Agrippina is a fascinating character, and she's the central character in Domina, though of course as Nero is infamous for something else aside from letting Rome burn, to tell the full lurid tale the narrator must be someone else than Agrippina herself, in this case her servant Parmenon.
Parmenon has been with Agrippina since her teens, meeting her as an agent of Sejanus - a powerful eminence gris under Emperor Tiberius, and a fascinating character in his own right. Parmemon quickly turns his coat and sides with the charismatic Agrippina, daughter of the revered Germanicus. This turns out to be a prudent career choice, as Agrippina's brother is Caligula, next to be Emperor, followed in turn by her uncle C-C-Claudius, who will be Agrippina's husband, with the next Emperor in turn being Nero, her son. Just in case it isn't clear, Agrippina is somewhat ambitious, though mainly by birth rather than choice according to Doherty, and utterly ruthless in her pursuit of power.

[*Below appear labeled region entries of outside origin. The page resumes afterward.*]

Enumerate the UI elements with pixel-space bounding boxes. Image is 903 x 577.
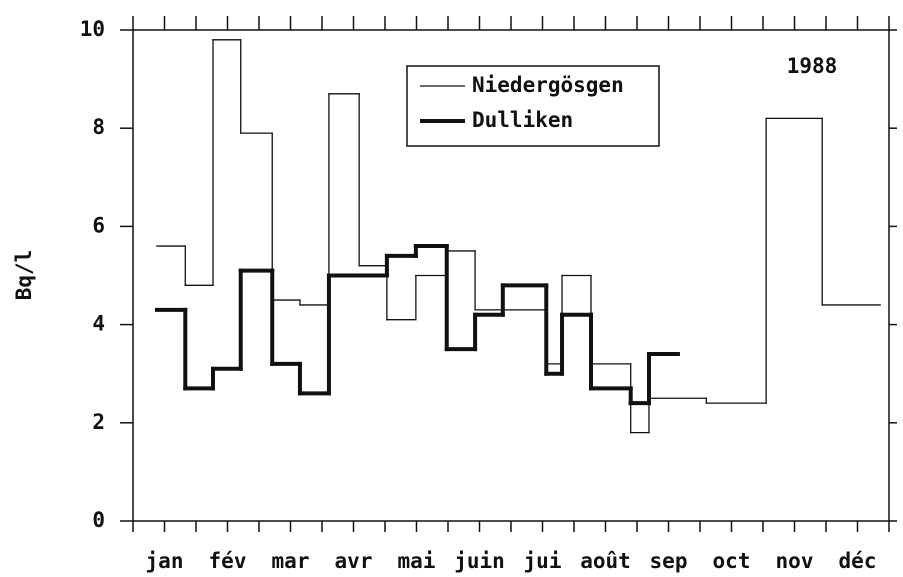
y-axis-label: Bq/l bbox=[12, 250, 36, 301]
x-tick-label: oct bbox=[713, 549, 751, 573]
x-tick-label: jui bbox=[524, 549, 562, 573]
x-tick-label: avr bbox=[335, 549, 373, 573]
y-tick-label: 8 bbox=[92, 115, 105, 139]
x-tick-label: sep bbox=[650, 549, 688, 573]
y-tick-label: 2 bbox=[92, 410, 105, 434]
legend-box bbox=[406, 65, 660, 147]
legend-label: Niedergösgen bbox=[472, 73, 624, 97]
x-tick-label: juin bbox=[454, 549, 505, 573]
legend-label: Dulliken bbox=[472, 108, 573, 132]
y-tick-label: 6 bbox=[92, 213, 105, 237]
x-tick-label: jan bbox=[146, 549, 184, 573]
y-tick-label: 4 bbox=[92, 312, 105, 336]
x-tick-label: fév bbox=[209, 549, 247, 573]
y-tick-label: 0 bbox=[92, 508, 105, 532]
x-tick-label: déc bbox=[839, 549, 877, 573]
y-tick-label: 10 bbox=[80, 17, 105, 41]
x-tick-label: nov bbox=[776, 549, 814, 573]
x-tick-label: août bbox=[580, 549, 631, 573]
x-tick-label: mar bbox=[272, 549, 310, 573]
annotation: 1988 bbox=[787, 54, 838, 78]
x-tick-label: mai bbox=[398, 549, 436, 573]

The problem with Domina is that it manages to make a absolutely riveting piece of history seem pedestrian. I'm fascinated by Agrippina, and there is a great novel waiting to be written about her, but this isn't it. I really didn't like Doherty's prose; normally I'm a big fan of what I think of as transparent prose - simple, unaffected writing which delivers the story without distracting you with wordplay. Doherty proves how difficult this can be to do, with Domina often crossing the line into dull, colourless writing. I think there might be one adjective per page, if that. The stage directions usually call for the characters to do something prosaic like 'stand', perhaps twice in the entire book does someone 'lurk' or something equally daring. This has the effect of stripping a lot of the emotional impact from much of the plot - and trust me, this isn't a story which should lack emotional impact. Dialogue is mostly the same, characters tend to info-dump at each other with more sense of talking to the reader than the fellow characters. The pacing felt off too - the plot is complex, but some major events race past in half a page! For example, C-C-Claudius is off-stage until a page or two before he becomes Emperor, from plot to purple in a couple of pages, and is gone almost as quickly.

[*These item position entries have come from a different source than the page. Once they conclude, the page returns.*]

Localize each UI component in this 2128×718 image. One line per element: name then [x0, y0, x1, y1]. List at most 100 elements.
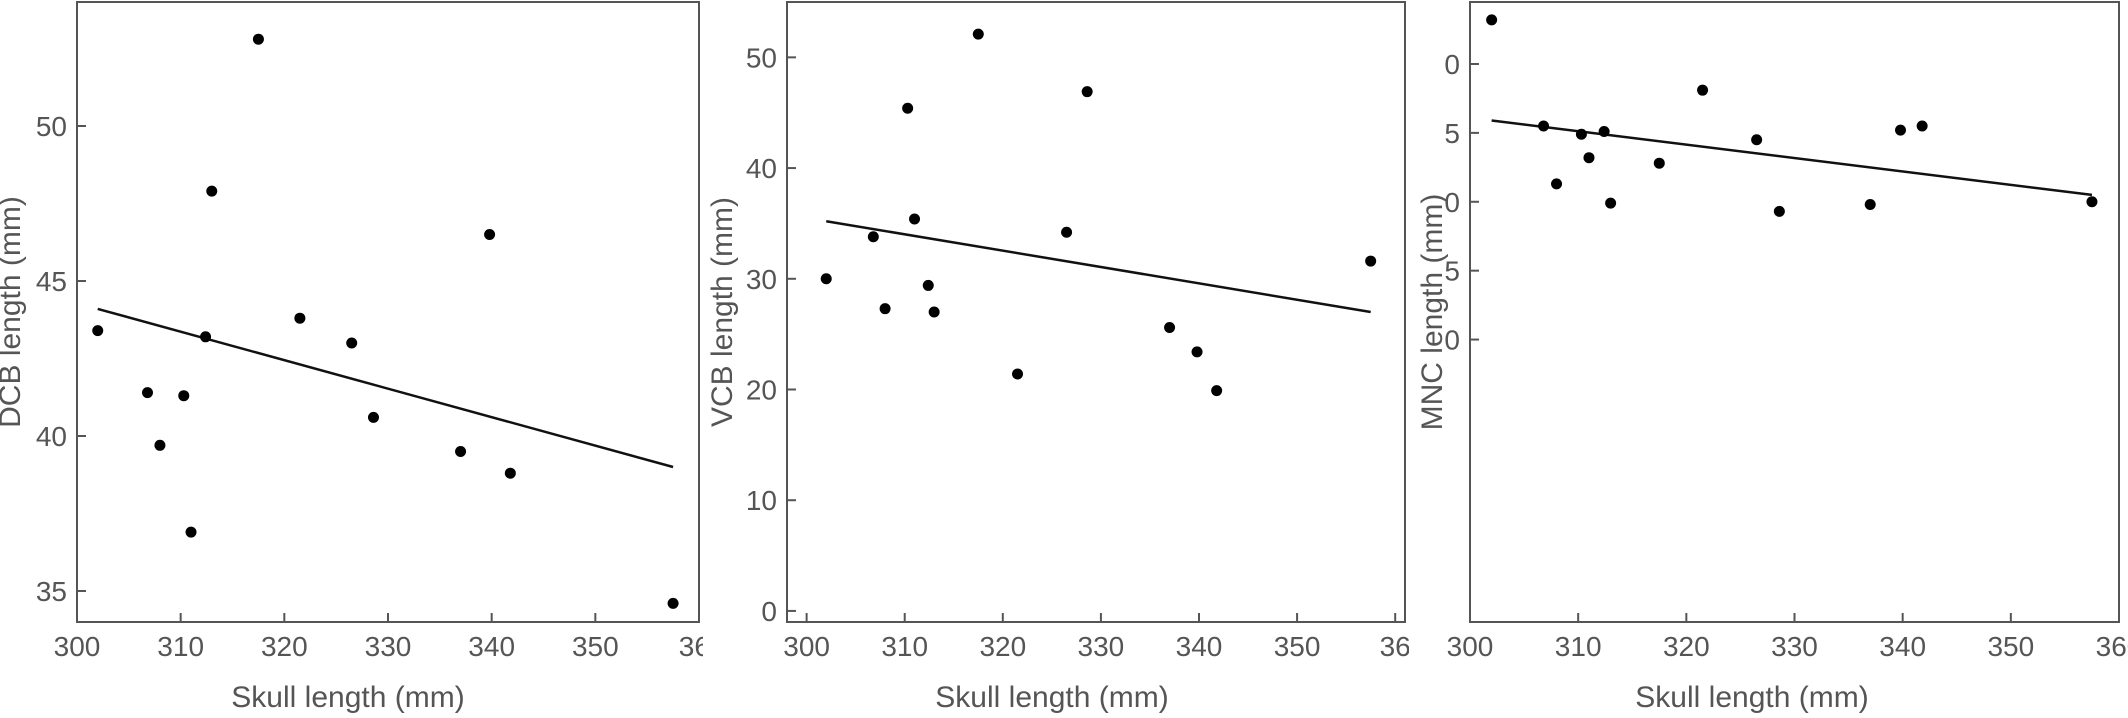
x-tick-label: 330	[365, 631, 412, 662]
y-tick-label: 50	[36, 111, 67, 142]
data-point	[667, 597, 679, 609]
x-tick-label: 330	[1771, 631, 1818, 662]
regression-line	[1491, 119, 2093, 197]
data-point	[1697, 84, 1709, 96]
data-point	[1916, 120, 1928, 132]
y-tick-label: 0	[1444, 49, 1460, 80]
y-tick-label: 0	[761, 596, 777, 627]
x-tick-label: 340	[1176, 631, 1223, 662]
y-tick-label: 5	[1444, 118, 1460, 149]
data-point	[1486, 14, 1498, 26]
y-tick-label: 35	[36, 576, 67, 607]
data-point	[902, 102, 914, 114]
x-tick-label: 310	[157, 631, 204, 662]
data-point	[206, 185, 218, 197]
data-point	[1164, 322, 1176, 333]
data-point	[909, 213, 921, 225]
x-tick-label: 330	[1078, 631, 1125, 662]
y-tick-label: 30	[746, 264, 777, 295]
x-tick-label: 36(	[679, 631, 720, 662]
data-point	[141, 387, 153, 399]
data-point	[504, 467, 516, 479]
plot-frame	[76, 1, 700, 623]
data-point	[1751, 134, 1763, 146]
data-point	[1895, 124, 1907, 136]
data-points	[820, 28, 1377, 397]
data-point	[867, 231, 879, 243]
data-point	[1191, 346, 1203, 358]
plot-frame	[1469, 1, 2120, 623]
data-point	[92, 325, 104, 337]
x-tick-label: 300	[783, 631, 830, 662]
x-axis-label: Skull length (mm)	[231, 681, 464, 714]
x-tick-label: 320	[1663, 631, 1710, 662]
y-axis-label: VCB length (mm)	[706, 197, 739, 427]
y-axis: 0 10 20 30 40 50	[746, 42, 796, 627]
y-tick-label: 0	[1444, 187, 1460, 218]
data-point	[154, 439, 166, 451]
chart-panel-1: 300 310 320 330 340 350 36(35 40 45 50 Skull lengt…	[0, 1, 720, 714]
x-axis: 300 310 320 330 340 350 360	[1447, 613, 2128, 662]
data-point	[928, 306, 940, 318]
y-axis-label: DCB length (mm)	[0, 196, 27, 428]
data-point	[1538, 120, 1550, 132]
x-tick-label: 340	[468, 631, 515, 662]
y-tick-label: 5	[1444, 256, 1460, 287]
y-tick-label: 10	[746, 485, 777, 516]
x-tick-label: 320	[979, 631, 1026, 662]
y-axis: 35 40 45 50	[36, 111, 86, 607]
data-point	[346, 337, 358, 349]
y-tick-label: 20	[746, 375, 777, 406]
x-tick-label: 310	[1555, 631, 1602, 662]
data-point	[879, 303, 891, 315]
y-tick-label: 0	[1444, 325, 1460, 356]
x-axis-label: Skull length (mm)	[1635, 681, 1868, 714]
data-point	[1575, 128, 1587, 140]
regression-line	[97, 307, 674, 469]
data-point	[922, 279, 934, 291]
data-point	[1081, 86, 1093, 98]
data-point	[1864, 199, 1876, 211]
data-point	[1365, 255, 1377, 267]
data-point	[1605, 197, 1617, 209]
data-point	[1583, 152, 1595, 164]
x-tick-label: 360	[2096, 631, 2128, 662]
data-point	[200, 331, 212, 343]
x-tick-label: 350	[572, 631, 619, 662]
x-tick-label: 340	[1879, 631, 1926, 662]
data-point	[2086, 196, 2098, 208]
x-axis-label: Skull length (mm)	[935, 681, 1168, 714]
data-point	[294, 312, 306, 324]
x-tick-label: 300	[1447, 631, 1494, 662]
data-points	[92, 33, 679, 609]
data-point	[252, 33, 264, 45]
x-tick-label: 36	[1380, 631, 1411, 662]
data-point	[1653, 157, 1665, 169]
y-axis-label: MNC length (mm)	[1416, 194, 1449, 431]
data-point	[178, 390, 190, 402]
data-point	[455, 446, 467, 457]
regression-line	[826, 219, 1371, 314]
x-axis: 300 310 320 330 340 350 36(	[54, 613, 720, 662]
data-point	[1551, 178, 1563, 190]
y-tick-label: 45	[36, 266, 67, 297]
x-tick-label: 300	[54, 631, 101, 662]
data-point	[1012, 368, 1024, 380]
chart-panel-3: 300 310 320 330 340 350 360 0 5 0 5 0 Skull length (…	[1416, 1, 2128, 714]
y-tick-label: 50	[746, 42, 777, 73]
x-tick-label: 350	[1274, 631, 1321, 662]
x-tick-label: 320	[261, 631, 308, 662]
data-point	[185, 526, 197, 538]
y-tick-label: 40	[746, 153, 777, 184]
x-tick-label: 310	[881, 631, 928, 662]
data-point	[367, 411, 379, 423]
x-tick-label: 350	[1987, 631, 2034, 662]
data-point	[1211, 385, 1223, 397]
data-point	[484, 229, 496, 240]
data-point	[1598, 126, 1610, 138]
data-point	[972, 28, 984, 40]
x-axis: 300 310 320 330 340 350 36	[783, 613, 1411, 662]
data-point	[1061, 226, 1073, 238]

Still, Agrippina is the real star isn't she? Maybe Doherty is choosing to concentrate on her? Nope. She's a cipher, despite her long relationship with Parmemon, there's never any sense that he really gets inside her head, and as he's telling us the story, we don't really get much from her. Ditto for Parmenon himself - there's a strong sense of his loyalty to Agrippina, but again, that's about all of his inner life that we see. There's not much sense of immersion in Roman culture or daily life either, and there are a few oddities scattered around that don't read right - little details that indicate an author uncomfortable with the period. At times, Domina reads very much like a bald summary of the facts, in the manner of a history book.
Oh, wait, there's a reason for that too. Doherty has done his research for this one, but he appears to have started and stopped with Suetonius's work, which has a strong agenda, namely that of making the later Emperors look good compared to the raving lunatics that were Tiberius, Caligula, Claudius and Nero. Domina doesn't do anything to redress this or play with our expectations - no mention of how Claudius' reign was actually pretty good for Rome, or how even Nero had a good first five years or so. Nope, each Emperor is just the sort of raving cartoon maniac that Suetonius wanted us to picture.
I'm afraid I've pegged Doherty as strictly mid-list, one of those authors who churns out competent, readable but ultimately unexciting and unchallenging books to be read by people at train stations and airports. I'd be content with reading a couple of them on train journeys myself had he aimed lower, producing simple mysteries set in the period in the manner of Rosemary Rowe for example, but by aiming for a fictionalised account of a such a major figure as Agrippina, I think he set himself too high a target. (Luckily his other series seem to be in historical periods I just don't care for.)